DeLong n’a pas été fait. Son côté mathématique se demandait si cette dynamique particulière prédateur-proie, aussi étrange que cela puisse paraître, pouvait partager des points communs avec les couples plus piétons qu’il avait l’habitude d’étudier.
Il a commencé par tracer le déclin du chlorovirus par rapport à la croissance de l’Halteria. Cette relation, a découvert DeLong, correspond généralement à celles que les écologistes ont observées parmi d’autres chasseurs microscopiques et leurs chassés. L’Halteria a également converti environ 17% de la masse de chlorovirus consommée en une nouvelle masse, ce qui correspond exactement aux pourcentages observés lorsque Paramecia mange des bactéries et que des crustacés d’un millimètre de long mangent des algues. Même la vitesse à laquelle les ciliés se nourrissaient du virus et la disparité d’environ 10 000 fois dans leur taille correspondent à d’autres études de cas aquatiques.
« J’étais motivé pour déterminer si c’était bizarre ou non, ou si ça convenait », a déclaré DeLong. « Ce n’est pas bizarre. C’est juste que personne ne l’a remarqué. »

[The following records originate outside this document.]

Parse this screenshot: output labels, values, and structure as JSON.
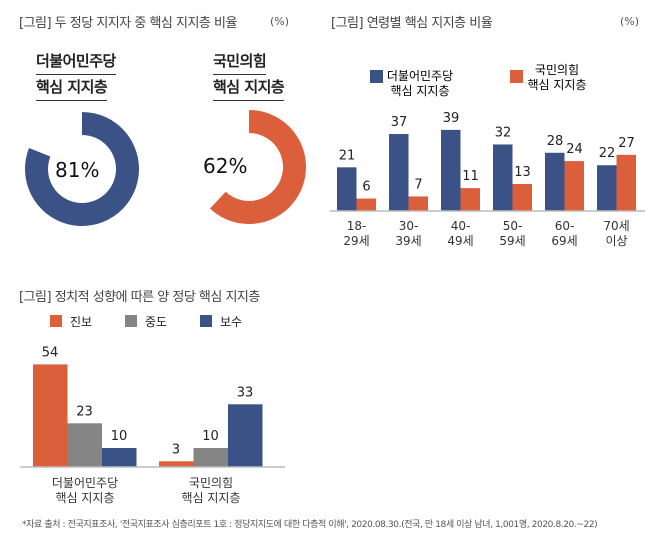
{
  "colors": {
    "blue": "#3b5287",
    "orange": "#dc5f3c",
    "gray": "#858585"
  },
  "chart_data": [
    {
      "type": "pie",
      "title": "[그림] 두 정당 지지자 중 핵심 지지층 비율",
      "unit": "(%)",
      "series": [
        {
          "name_line1": "더불어민주당",
          "name_line2": "핵심 지지층",
          "value": 81,
          "label": "81%"
        },
        {
          "name_line1": "국민의힘",
          "name_line2": "핵심 지지층",
          "value": 62,
          "label": "62%"
        }
      ]
    },
    {
      "type": "bar",
      "title": "[그림] 연령별 핵심 지지층 비율",
      "unit": "(%)",
      "categories": [
        [
          "18-",
          "29세"
        ],
        [
          "30-",
          "39세"
        ],
        [
          "40-",
          "49세"
        ],
        [
          "50-",
          "59세"
        ],
        [
          "60-",
          "69세"
        ],
        [
          "70세",
          "이상"
        ]
      ],
      "series": [
        {
          "name": [
            "더불어민주당",
            "핵심 지지층"
          ],
          "values": [
            21,
            37,
            39,
            32,
            28,
            22
          ]
        },
        {
          "name": [
            "국민의힘",
            "핵심 지지층"
          ],
          "values": [
            6,
            7,
            11,
            13,
            24,
            27
          ]
        }
      ]
    },
    {
      "type": "bar",
      "title": "[그림] 정치적 성향에 따른 양 정당 핵심 지지층",
      "legend": [
        "진보",
        "중도",
        "보수"
      ],
      "categories": [
        [
          "더불어민주당",
          "핵심 지지층"
        ],
        [
          "국민의힘",
          "핵심 지지층"
        ]
      ],
      "series": [
        {
          "name": "진보",
          "values": [
            54,
            3
          ]
        },
        {
          "name": "중도",
          "values": [
            23,
            10
          ]
        },
        {
          "name": "보수",
          "values": [
            10,
            33
          ]
        }
      ]
    }
  ],
  "source": "*자료 출처 : 전국지표조사, '전국지표조사 심층리포트 1호 : 정당지지도에 대한 다층적 이해', 2020.08.30.(전국, 만 18세 이상 남녀, 1,001명, 2020.8.20.~22)"
}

DeLong et ses collègues ont depuis identifié d’autres ciliés qui, comme Halteria, peuvent prospérer en se nourrissant uniquement de virus. Plus ils en découvrent, plus il semble probable que le virovory puisse se produire dans la nature. C’est une perspective qui remplit la tête de l’écologiste de questions : comment pourrait-elle façonner la structure des réseaux trophiques ? L’évolution et la diversité des espèces en leur sein ? Leur résilience face aux extinctions ?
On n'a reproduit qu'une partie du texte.